Universities may not own ideas yet, as I quipped in a recent post, but take a look at this bit of policy from the University of Washington, one of the country’s leaders in messed up IP policy:
Where an employee, whether full-time or less than full-time, desires to utilize the expertise and/or technology he or she has developed and to assist a business venture (i.e., corporation, partnership, or other commercial enterprise) in the commercialization of an idea, the employee and his or her supervisor should first seek the early assistance and counsel of UW TechTransfer to aid the employee in distinguishing those things which may be freely shared (e.g., “general expertise”) from those the sharing of which may be restricted (e.g., “technology” or other “intellectual property”).
The University here implies that it has the power to restrict faculty ideas, expertise, and “technology” and to prevent faculty from assisting companies. There is no mention of the faculty doing the assistance for compensation or as part of “deeper involvement” (such as taking a management position). Where does the state, let alone a public university, get such powers? There is no trade secret or non-compete covenants, and last I heard universities encouraged publication. It appears “conflict of interest” now means “suppression of public service” and “all your ideas are belong to us”.
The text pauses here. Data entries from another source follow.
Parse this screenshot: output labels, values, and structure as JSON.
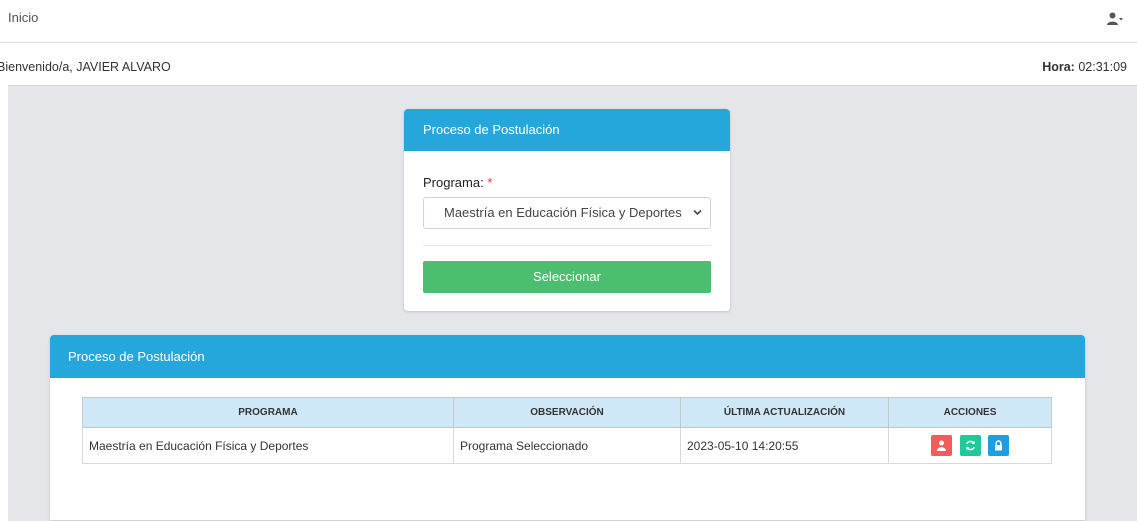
{
  "topbar": {
    "home_label": "Inicio",
    "user_icon": "user-dropdown-icon"
  },
  "welcome": {
    "message": "Bienvenido/a, JAVIER ALVARO",
    "time_label": "Hora:",
    "time_value": "02:31:09"
  },
  "selector_card": {
    "title": "Proceso de Postulación",
    "program_label": "Programa:",
    "required_mark": "*",
    "selected_program": "Maestría en Educación Física y Deportes",
    "button_label": "Seleccionar",
    "colors": {
      "header": "#26a7dc",
      "button": "#4cbe70"
    }
  },
  "process_card": {
    "title": "Proceso de Postulación",
    "columns": [
      "PROGRAMA",
      "OBSERVACIÓN",
      "ÚLTIMA ACTUALIZACIÓN",
      "ACCIONES"
    ],
    "rows": [
      {
        "programa": "Maestría en Educación Física y Deportes",
        "observacion": "Programa Seleccionado",
        "ultima_actualizacion": "2023-05-10 14:20:55",
        "acciones": [
          {
            "icon": "user-icon",
            "color": "#f25c5c"
          },
          {
            "icon": "refresh-icon",
            "color": "#20c997"
          },
          {
            "icon": "lock-icon",
            "color": "#1e9ee0"
          }
        ]
      }
    ]
  }
}
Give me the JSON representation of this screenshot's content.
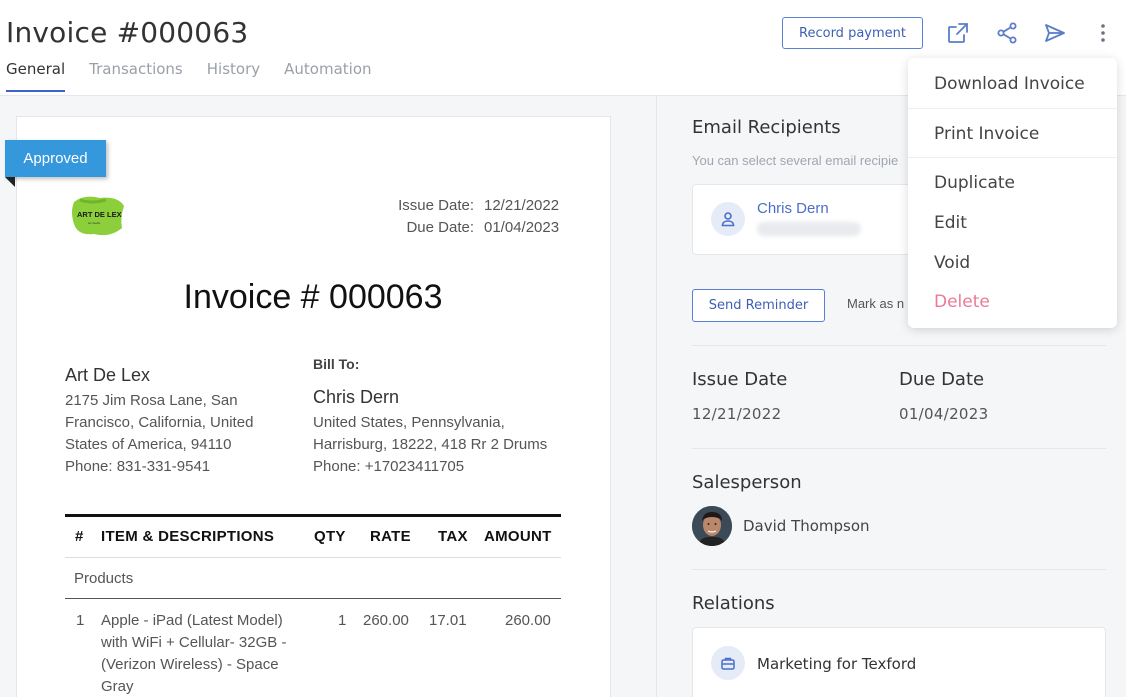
{
  "header": {
    "title": "Invoice #000063",
    "tabs": [
      {
        "label": "General",
        "active": true
      },
      {
        "label": "Transactions",
        "active": false
      },
      {
        "label": "History",
        "active": false
      },
      {
        "label": "Automation",
        "active": false
      }
    ],
    "record_payment_label": "Record payment",
    "icons": [
      "external-link-icon",
      "share-icon",
      "send-icon",
      "more-vertical-icon"
    ]
  },
  "invoice": {
    "status": "Approved",
    "logo_text": "ART DE LEX",
    "issue_date_label": "Issue Date:",
    "issue_date": "12/21/2022",
    "due_date_label": "Due Date:",
    "due_date": "01/04/2023",
    "heading": "Invoice # 000063",
    "from": {
      "name": "Art De Lex",
      "address_lines": [
        "2175 Jim Rosa Lane, San",
        "Francisco, California, United",
        "States of America, 94110",
        "Phone: 831-331-9541"
      ]
    },
    "bill_to_label": "Bill To:",
    "to": {
      "name": "Chris Dern",
      "address_lines": [
        "United States, Pennsylvania,",
        "Harrisburg, 18222, 418 Rr 2 Drums",
        "Phone: +17023411705"
      ]
    },
    "table": {
      "headers": [
        "#",
        "ITEM & DESCRIPTIONS",
        "QTY",
        "RATE",
        "TAX",
        "AMOUNT"
      ],
      "group": "Products",
      "rows": [
        {
          "num": "1",
          "item_lines": [
            "Apple - iPad (Latest Model)",
            "with WiFi + Cellular- 32GB -",
            "(Verizon Wireless) - Space",
            "Gray"
          ],
          "qty": "1",
          "rate": "260.00",
          "tax": "17.01",
          "amount": "260.00"
        }
      ]
    }
  },
  "sidebar": {
    "email_recipients_title": "Email Recipients",
    "email_recipients_sub": "You can select several email recipie",
    "recipient_name": "Chris Dern",
    "send_reminder_label": "Send Reminder",
    "mark_as_label": "Mark as n",
    "issue_date_title": "Issue Date",
    "issue_date_value": "12/21/2022",
    "due_date_title": "Due Date",
    "due_date_value": "01/04/2023",
    "salesperson_title": "Salesperson",
    "salesperson_name": "David Thompson",
    "relations_title": "Relations",
    "relation_name": "Marketing for Texford"
  },
  "menu": {
    "items": [
      {
        "label": "Download Invoice"
      },
      {
        "label": "Print Invoice"
      },
      {
        "label": "Duplicate"
      },
      {
        "label": "Edit"
      },
      {
        "label": "Void"
      },
      {
        "label": "Delete"
      }
    ]
  },
  "colors": {
    "accent": "#3e63c4",
    "ribbon": "#3597dc",
    "danger": "#ec7a96"
  }
}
In essence, the University is trying to use conflict of interest policy (and by extension, state ethics law) to create a quasi ownership position in not only research results but the expertise and ideas of faculty. Rules that say, don’t exploit your public position for private gain now mean, you cannot do anything that would limit our ability to exploit your personal knowledge for institutional gain. It’s a fine line, isn’t it?
That is some monster organizational conflict of interest the University of Washington has. There ought to be some ointment or something to put on it to ease the swelling.